Teeming with antioxidants, berries – blueberries, blackberries, cherries, and goji to name a few – offer many complexion-boosting nutrients. In addition to being tasty, low-calorie health-promoting fruits, the pigments in these bright-colored gems contain phytochemicals that have anti-inflammatory properties, which can keep your skin glowing and smooth.
Along with the other lush selection of dark leafy greens, spinach is a powerhouse food that is packed with antioxidants and anti-inflammatory benefits. A diet high in vegetables (and fruits) is a tasty and nutrient-dense way to bolster your skin health. Since vitamins tend to be heat sensitive, aim to eat your spinach raw or lightly cooked.
Loaded with omega-3 fatty acids, salmon and other fatty fish are a delicious defense against skin issues. In addition to being an anti-inflammatory food, salmon is a quality source of protein and healthy fats, which can improve the health of all of your cells, including your skin cells.
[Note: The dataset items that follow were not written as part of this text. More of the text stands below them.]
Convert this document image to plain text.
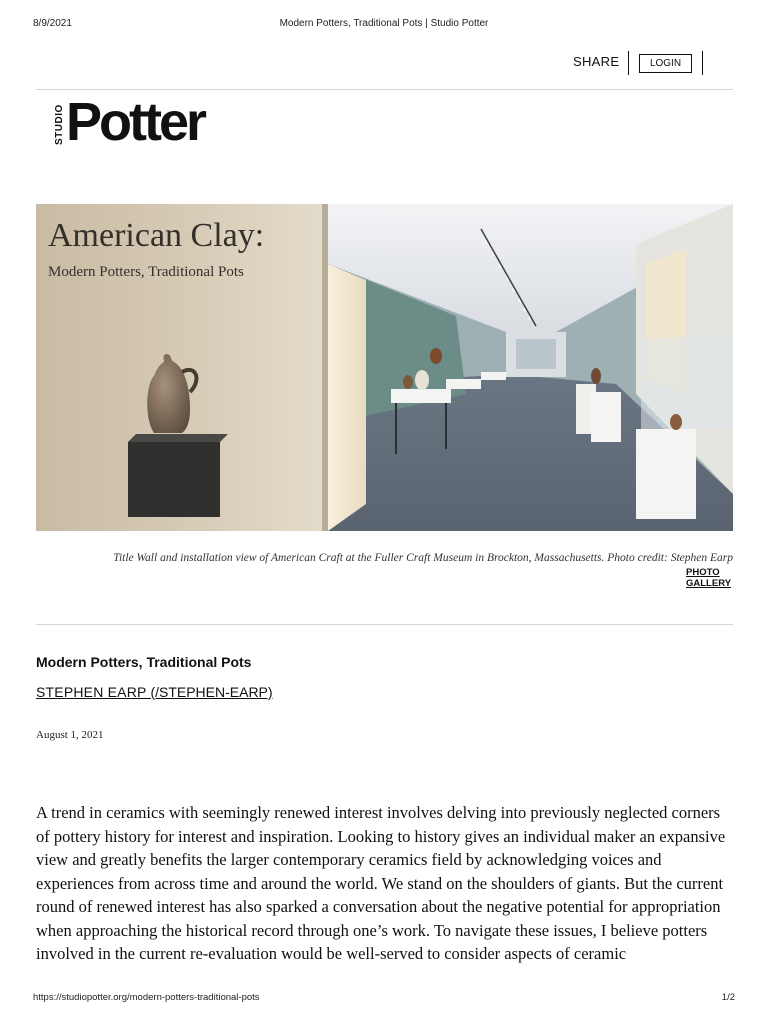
8/9/2021	Modern Potters, Traditional Pots | Studio Potter
SHARE	LOGIN
STUDIO Potter
American Clay:
Modern Potters, Traditional Pots
Title Wall and installation view of American Craft at the Fuller Craft Museum in Brockton, Massachusetts. Photo credit: Stephen Earp
PHOTO
GALLERY
Modern Potters, Traditional Pots
STEPHEN EARP (/STEPHEN-EARP)
August 1, 2021
A trend in ceramics with seemingly renewed interest involves delving into previously neglected corners of pottery history for interest and inspiration. Looking to history gives an individual maker an expansive view and greatly benefits the larger contemporary ceramics field by acknowledging voices and experiences from across time and around the world. We stand on the shoulders of giants. But the current round of renewed interest has also sparked a conversation about the negative potential for appropriation when approaching the historical record through one’s work. To navigate these issues, I believe potters involved in the current re-evaluation would be well-served to consider aspects of ceramic
https://studiopotter.org/modern-potters-traditional-pots	1/2
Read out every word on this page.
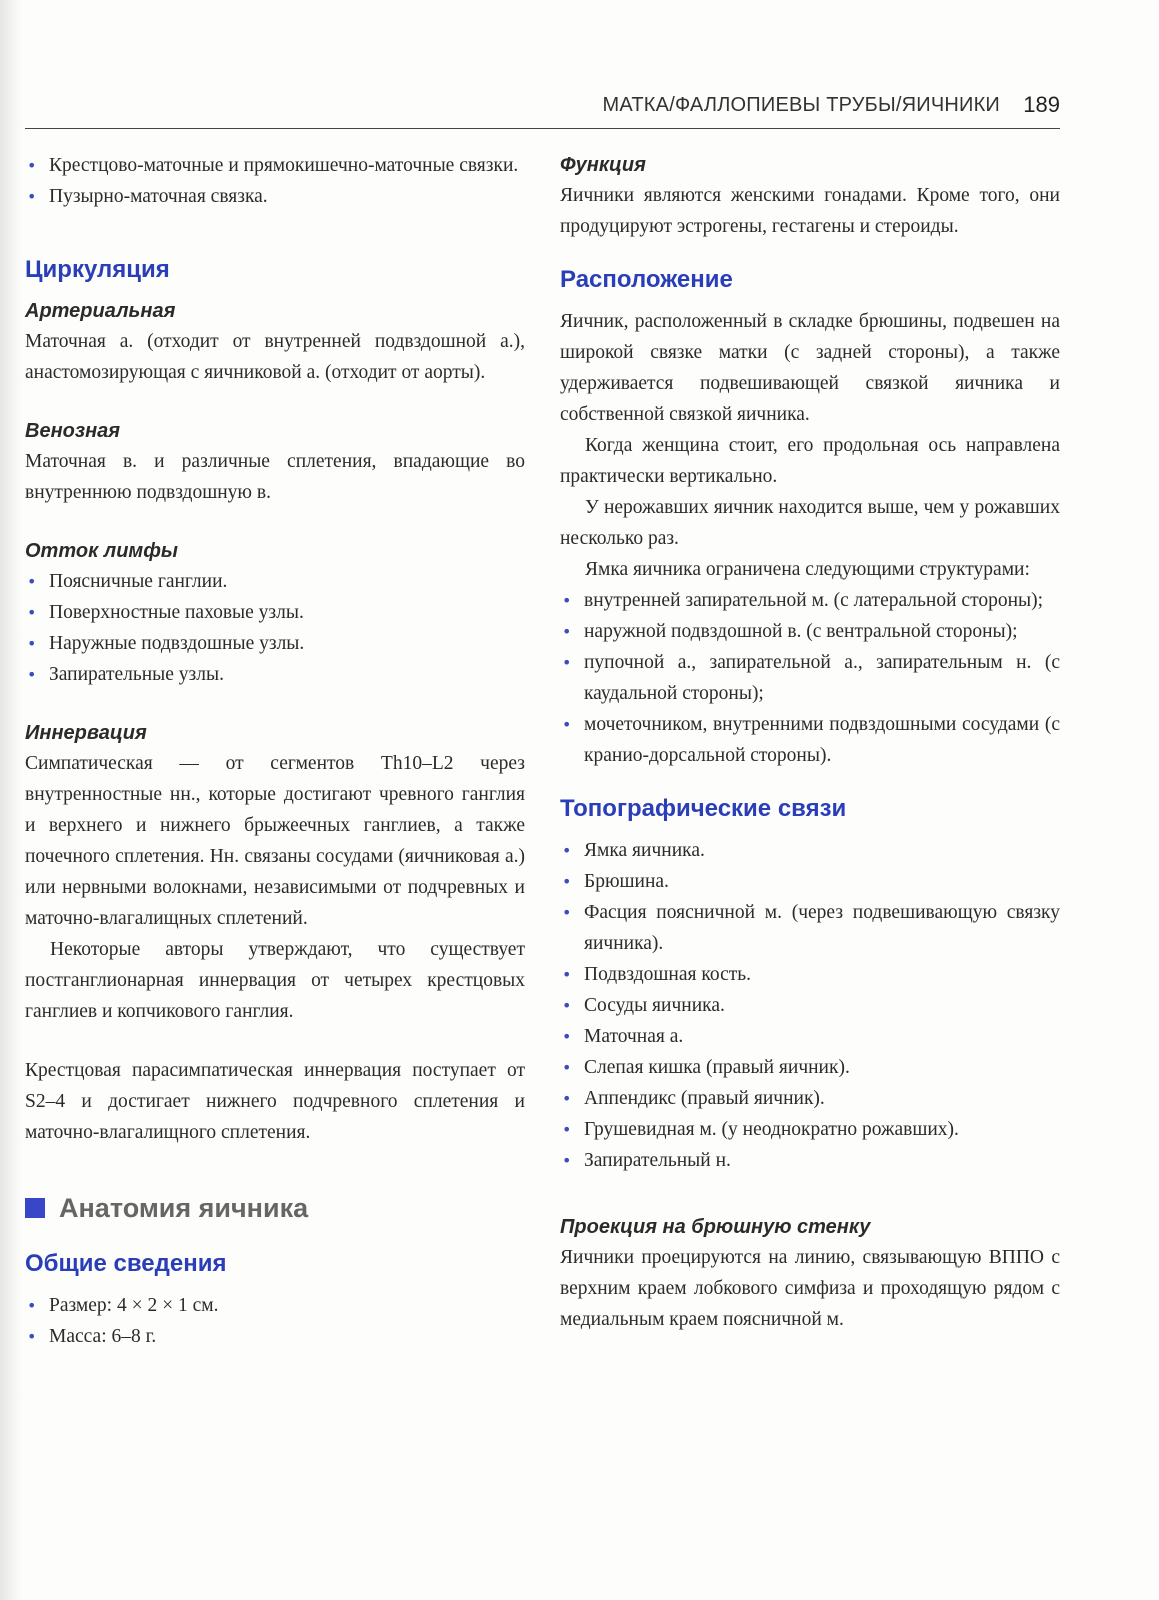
МАТКА/ФАЛЛОПИЕВЫ ТРУБЫ/ЯИЧНИКИ 189
• Крестцово-маточные и прямокишечно-маточные связки.
• Пузырно-маточная связка.
Циркуляция
Артериальная

Маточная а. (отходит от внутренней подвздошной а.), анастомозирующая с яичниковой а. (отходит от аорты).

Венозная

Маточная в. и различные сплетения, впадающие во внутреннюю подвздошную в.

Отток лимфы
• Поясничные ганглии.
• Поверхностные паховые узлы.
• Наружные подвздошные узлы.
• Запирательные узлы.
Иннервация

Симпатическая — от сегментов Th10–L2 через внутренностные нн., которые достигают чревного ганглия и верхнего и нижнего брыжеечных ганглиев, а также почечного сплетения. Нн. связаны сосудами (яичниковая а.) или нервными волокнами, независимыми от подчревных и маточно-влагалищных сплетений.

Некоторые авторы утверждают, что существует постганглионарная иннервация от четырех крестцовых ганглиев и копчикового ганглия.

Крестцовая парасимпатическая иннервация поступает от S2–4 и достигает нижнего подчревного сплетения и маточно-влагалищного сплетения.

Анатомия яичника
Общие сведения
• Размер: 4 × 2 × 1 см.
• Масса: 6–8 г.
Функция

Яичники являются женскими гонадами. Кроме того, они продуцируют эстрогены, гестагены и стероиды.

Расположение

Яичник, расположенный в складке брюшины, подвешен на широкой связке матки (с задней стороны), а также удерживается подвешивающей связкой яичника и собственной связкой яичника.

Когда женщина стоит, его продольная ось направлена практически вертикально.

У нерожавших яичник находится выше, чем у рожавших несколько раз.

Ямка яичника ограничена следующими структурами:

• внутренней запирательной м. (с латеральной стороны);
• наружной подвздошной в. (с вентральной стороны);
• пупочной а., запирательной а., запирательным н. (с каудальной стороны);
• мочеточником, внутренними подвздошными сосудами (с кранио-дорсальной стороны).
Топографические связи
• Ямка яичника.
• Брюшина.
• Фасция поясничной м. (через подвешивающую связку яичника).
• Подвздошная кость.
• Сосуды яичника.
• Маточная а.
• Слепая кишка (правый яичник).
• Аппендикс (правый яичник).
• Грушевидная м. (у неоднократно рожавших).
• Запирательный н.
Проекция на брюшную стенку

Яичники проецируются на линию, связывающую ВППО с верхним краем лобкового симфиза и проходящую рядом с медиальным краем поясничной м.
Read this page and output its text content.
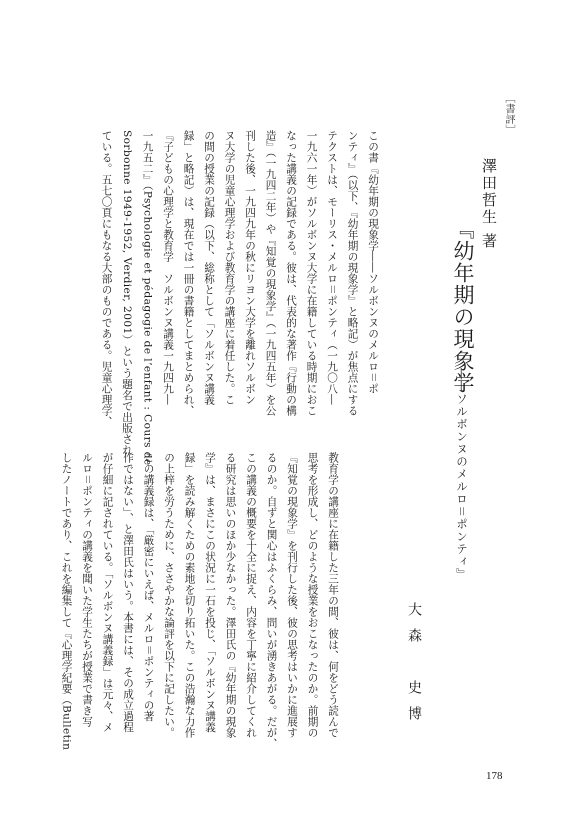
［書評］
澤田哲生 著
『幼年期の現象学
――ソルボンヌのメルロ＝ポンティ』
大森　史博
この書『幼年期の現象学――ソルボンヌのメルロ＝ポ
ンティ』（以下、『幼年期の現象学』と略記）が焦点にする
テクストは、モーリス・メルロ＝ポンティ（一九〇八―
一九六一年）がソルボンヌ大学に在籍している時期におこ
なった講義の記録である。彼は、代表的な著作『行動の構
造』（一九四二年）や『知覚の現象学』（一九四五年）を公
刊した後、一九四九年の秋にリヨン大学を離れソルボン
ヌ大学の児童心理学および教育学の講座に着任した。こ
の間の授業の記録（以下、総称として「ソルボンヌ講義
録」と略記）は、現在では一冊の書籍としてまとめられ、
『子どもの心理学と教育学　ソルボンヌ講義一九四九―
一九五二』（Psychologie et pédagogie de l’enfant : Cours de
Sorbonne 1949-1952, Verdier, 2001）という題名で出版され
ている。五七〇頁にもなる大部のものである。児童心理学、
教育学の講座に在籍した三年の間、彼は、何をどう読んで
思考を形成し、どのような授業をおこなったのか。前期の
『知覚の現象学』を刊行した後、彼の思考はいかに進展す
るのか。自ずと関心はふくらみ、問いが湧きあがる。だが、
この講義の概要を十全に捉え、内容を丁寧に紹介してくれ
る研究は思いのほか少なかった。澤田氏の『幼年期の現象
学』は、まさにこの状況に一石を投じ、「ソルボンヌ講義
録」を読み解くための素地を切り拓いた。この浩瀚な力作
の上梓を労うために、ささやかな論評を以下に記したい。
この講義録は、「厳密にいえば、メルロ＝ポンティの著
作ではない」、と澤田氏はいう。本書には、その成立過程
が仔細に記されている。「ソルボンヌ講義録」は元々、メ
ルロ＝ポンティの講義を聞いた学生たちが授業で書き写
したノートであり、これを編集して『心理学紀要（Bulletin
178
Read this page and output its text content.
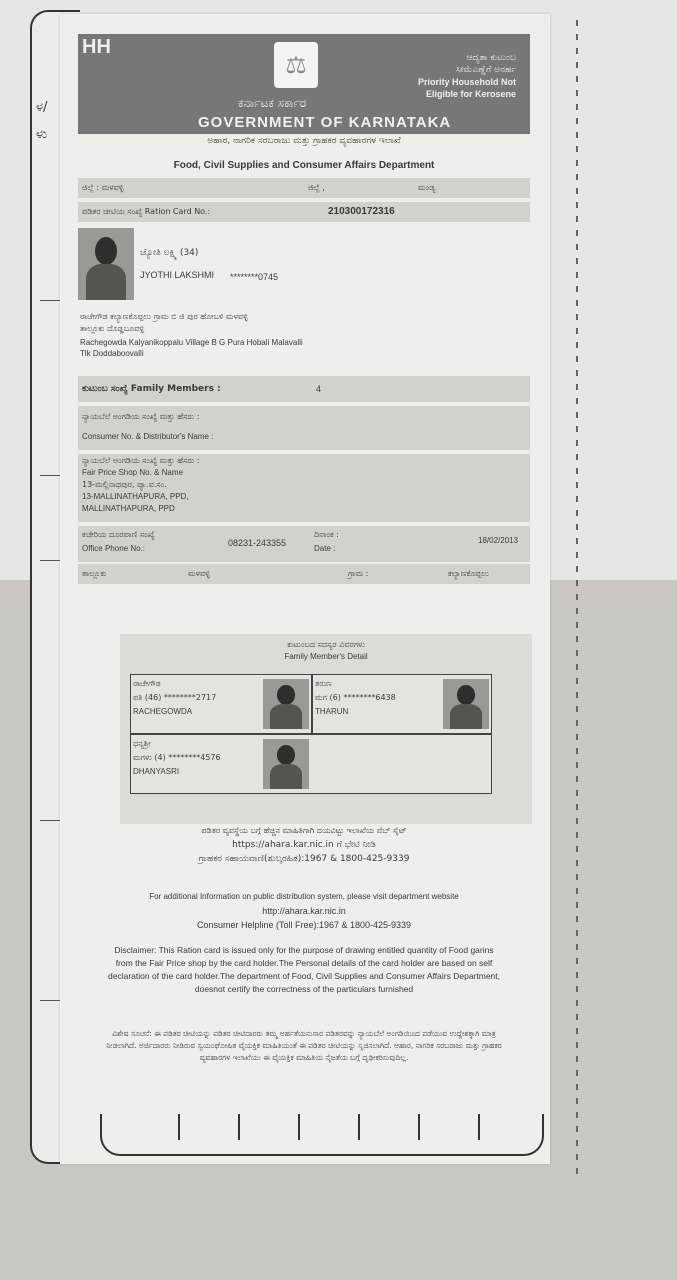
ಳ/
ಳು
HH
⚖
ಕರ್ನಾಟಕ ಸರ್ಕಾರ
GOVERNMENT OF KARNATAKA
ಆದ್ಯತಾ ಕುಟುಂಬ
ಸೀಮೆಎಣ್ಣೆಗೆ ಅನರ್ಹ
Priority Household Not
Eligible for Kerosene
ಆಹಾರ, ನಾಗರಿಕ ಸರಬರಾಜು ಮತ್ತು ಗ್ರಾಹಕರ ವ್ಯವಹಾರಗಳ ಇಲಾಖೆ
Food, Civil Supplies and Consumer Affairs Department
ಜಿಲ್ಲೆ : ಮಳವಳ್ಳಿ	ಜಿಲ್ಲೆ ,	ಮಂಡ್ಯ
ಪಡಿತರ ಚೀಟಿಯ ಸಂಖ್ಯೆ Ration Card No.:	210300172316
ಜ್ಯೋತಿ ಲಕ್ಷ್ಮಿ (34)
JYOTHI LAKSHMI ********0745
ರಾಚೇಗೌಡ ಕಲ್ಯಾಣಕೊಪ್ಪಲು ಗ್ರಾಮ ಬಿ ಜಿ ಪುರ ಹೋಬಳಿ ಮಳವಳ್ಳಿ
ತಾಲ್ಲೂಕು ದೊಡ್ಡಬೂವಳ್ಳಿ
Rachegowda Kalyanikoppalu Village B G Pura Hobali Malavalli
Tlk Doddaboovalli
ಕುಟುಂಬ ಸಂಖ್ಯೆ Family Members :	4
ನ್ಯಾಯಬೆಲೆ ಅಂಗಡಿಯ ಸಂಖ್ಯೆ ಮತ್ತು ಹೆಸರು :
Consumer No. & Distributor's Name :
ನ್ಯಾಯಬೆಲೆ ಅಂಗಡಿಯ ಸಂಖ್ಯೆ ಮತ್ತು ಹೆಸರು :
Fair Price Shop No. & Name
13-ಮಲ್ಲಿನಾಥಪುರ, ಪ್ಯಾ.ವ.ಸಂ.
13-MALLINATHAPURA, PPD,
MALLINATHAPURA, PPD
ಕಚೇರಿಯ ದೂರವಾಣಿ ಸಂಖ್ಯೆ
Office Phone No.:
08231-243355
ದಿನಾಂಕ :
Date :
18/02/2013
ತಾಲ್ಲೂಕು	ಮಳವಳ್ಳಿ	ಗ್ರಾಮ :	ಕಲ್ಯಾಣಕೊಪ್ಪಲು
ಕುಟುಂಬದ ಸದಸ್ಯರ ವಿವರಗಳು
Family Member's Detail
ರಾಚೇಗೌಡ
ಪತಿ (46) ********2717
RACHEGOWDA
ತರುಣ
ಮಗ (6) ********6438
THARUN
ಧನ್ಯಶ್ರೀ
ಮಗಳು (4) ********4576
DHANYASRI
ಪಡಿತರ ವ್ಯವಸ್ಥೆಯ ಬಗ್ಗೆ ಹೆಚ್ಚಿನ ಮಾಹಿತಿಗಾಗಿ ದಯವಿಟ್ಟು ಇಲಾಖೆಯ ವೆಬ್ ಸೈಟ್
https://ahara.kar.nic.in ಗೆ ಭೇಟಿ ನೀಡಿ
ಗ್ರಾಹಕರ ಸಹಾಯವಾಣಿ(ಶುಲ್ಕರಹಿತ):1967 & 1800-425-9339
For additional Information on public distribution system, please visit department website
http://ahara.kar.nic.in
Consumer Helpline (Toll Free):1967 & 1800-425-9339
Disclaimer: This Ration card is issued only for the purpose of drawing entitled quantity of Food garins from the Fair Price shop by the card holder.The Personal details of the card holder are based on self declaration of the card holder.The department of Food, Civil Supplies and Consumer Affairs Department, doesnot certify the correctness of the particulars furnished
ವಿಶೇಷ ಸೂಚನೆ: ಈ ಪಡಿತರ ಚೀಟಿಯನ್ನು ಪಡಿತರ ಚೀಟಿದಾರರು ತಮ್ಮ ಅರ್ಹತೆಯನುಸಾರ ಪಡಿತರವನ್ನು ನ್ಯಾಯಬೆಲೆ ಅಂಗಡಿಯಿಂದ ಪಡೆಯುವ ಉದ್ದೇಶಕ್ಕಾಗಿ ಮಾತ್ರ ನೀಡಲಾಗಿದೆ. ಅರ್ಜಿದಾರರು ನೀಡಿರುವ ಸ್ವಯಂಘೋಷಿತ ವೈಯಕ್ತಿಕ ಮಾಹಿತಿಯಂತೆ ಈ ಪಡಿತರ ಚೀಟಿಯನ್ನು ಸೃಜಿಸಲಾಗಿದೆ. ಆಹಾರ, ನಾಗರಿಕ ಸರಬರಾಜು ಮತ್ತು ಗ್ರಾಹಕರ ವ್ಯವಹಾರಗಳ ಇಲಾಖೆಯು ಈ ವೈಯಕ್ತಿಕ ಮಾಹಿತಿಯ ನೈಜತೆಯ ಬಗ್ಗೆ ದೃಢೀಕರಿಸುವುದಿಲ್ಲ.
The fat in salmon can also help you better absorb fat-soluble nutrients you consume from other healthy foods.
Almonds and other nuts and seeds are a crunchy-good way to brighten your skin. Offering an abundance of antioxidants and good-for-you fats, these nuts are a yummy source of skin-healthy essential oils. Because of their anti-inflammatory effects, almonds can help reduce the symptoms of inflammatory-based skin conditions, such as acne, eczema, and psoriasis.
Not specifically linked to radiant skin, quinoa and other whole grains, are instrumental in your skin health because they are tasty sources of complex carbohydrates. While refined white flour carbohydrates can stress skin and lead to premature aging, complex carbohydrates offer a wide range of nutrients, such as fiber, protein, vitamins, and minerals that can nourish the skin and the rest of your body. Quinoa, in particular, is a great source of plant-based protein.